Disclaimer: Opinions expressed below belong solely to the author and do not constitute financial advice.
Businesses are a lot like bodybuilders. After a growth phase — “bulking” up — comes a time for cuts and removing the excess fat, even if it’s not a pleasant process. But, as they say: no pain, no gain.
Sea Ltd. stock gained up to 40 per cent yesterday before closing at +36 per cent after some investors realised their profits (which would be excellent for an entire year, let alone just a few hours of trading).
The jump is a result of better than expected quarterly report which saw higher sales and lower losses than anticipated by analysts.
In the three months ending September 30, Sea lost an adjusted 66 cents per share on US$3.2 billion in sales, compared to expectations of an adjusted loss of 99 cents per share on US$3.01 billion in sales.
Bumpy road ahead
Sea is not out of the woods yet, of course, as it still lost more than half a billion dollars in the quarter alone — about as much as last year — but it’s clear that the cuts are taking effect and may keep improving performance further as the company is busy trimming unprofitable investments, marketing expenditures (down by 20 per cent) and its workforce (laying off about 10 per cent of its headcount in the past six months).
Similarly, while the latest report beat expectations the outlook for 2023 is still quite grim, given the fears of recession which would certainly reduce consumer spending and bring growth of company’s e-commerce business, Shopee, to a halt.
Even though it posted a still very healthy 50 per cent jump in revenue versus 2021, it is still far below the lofty expectations at the beginning of 2022, when company’s guidance for the year was around US$9 billion.
At the current rate, however, e-commerce revenue is bound to top out around just US$7.5 billion.
Meanwhile, revenue for the entire group increased by “only” 17 per cent year-on-year — down from 29 per cent last quarter.
The moneymaking Garena continues to face headwinds with lower bookings and falling profits, while financial services, despite growing rapidly (revenue up by 147.2 per cent) are still too small to make a meaningful contribution to company’s overall performance (yet).
Dwindling money reserves
Given the US$570 million loss, Sea’s reserves took another hit this quarter, dropping to US$7.3 billion — a decline of over US$1.5 billion for the year to date, and a concerning US$4.5 billion compared to Q3 of 2021.

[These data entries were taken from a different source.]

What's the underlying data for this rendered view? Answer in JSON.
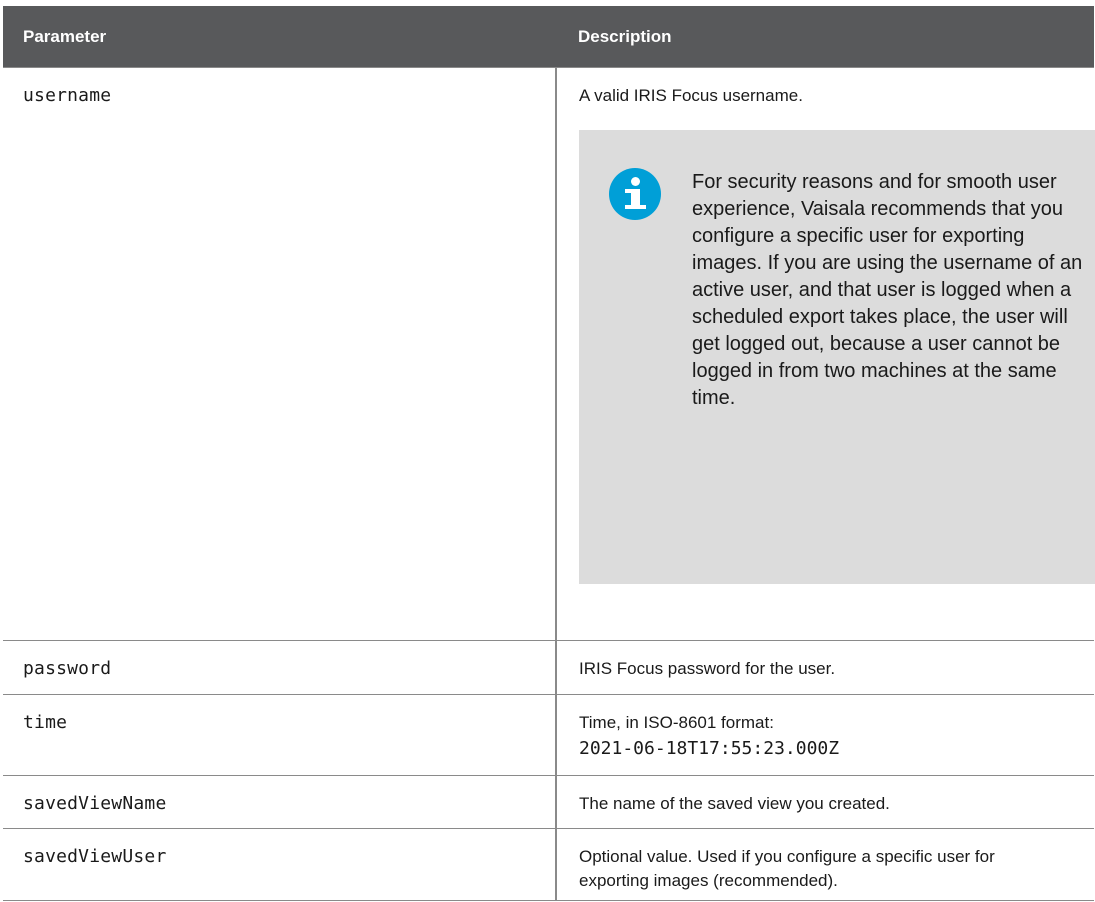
{
  "table": {
    "headers": {
      "parameter": "Parameter",
      "description": "Description"
    },
    "rows": [
      {
        "param": "username",
        "description": "A valid IRIS Focus username."
      },
      {
        "param": "password",
        "description": "IRIS Focus password for the user."
      },
      {
        "param": "time",
        "description": "Time, in ISO-8601 format:",
        "code": "2021-06-18T17:55:23.000Z"
      },
      {
        "param": "savedViewName",
        "description": "The name of the saved view you created."
      },
      {
        "param": "savedViewUser",
        "description": "Optional value. Used if you configure a specific user for exporting images (recommended)."
      }
    ],
    "note": {
      "icon": "info-icon",
      "icon_color": "#009fd7",
      "text": "For security reasons and for smooth user experience, Vaisala recommends that you configure a specific user for exporting images. If you are using the username of an active user, and that user is logged when a scheduled export takes place, the user will get logged out, because a user cannot be logged in from two machines at the same time."
    }
  },
  "colors": {
    "header_bg": "#58595b",
    "note_bg": "#dcdcdc",
    "border": "#8a8a8a"
  }
}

This, in fact, was the main driver of the company-wide cuts as it was clear the end of its financial runway was approaching quickly and raising more money in current economic conditions was out of the question.
Still, with the management’s commitment to profitability and anticipated end to rapid money loss next year, it doesn’t seem bankruptcy is a realistic threat, which made Sea’s stock so attractive yesterday. It’s unlikely to turn into a stronger rally, though, given the wildly unpredictable year ahead.
“Better than expected” results don’t necessarily mean “great”, after all.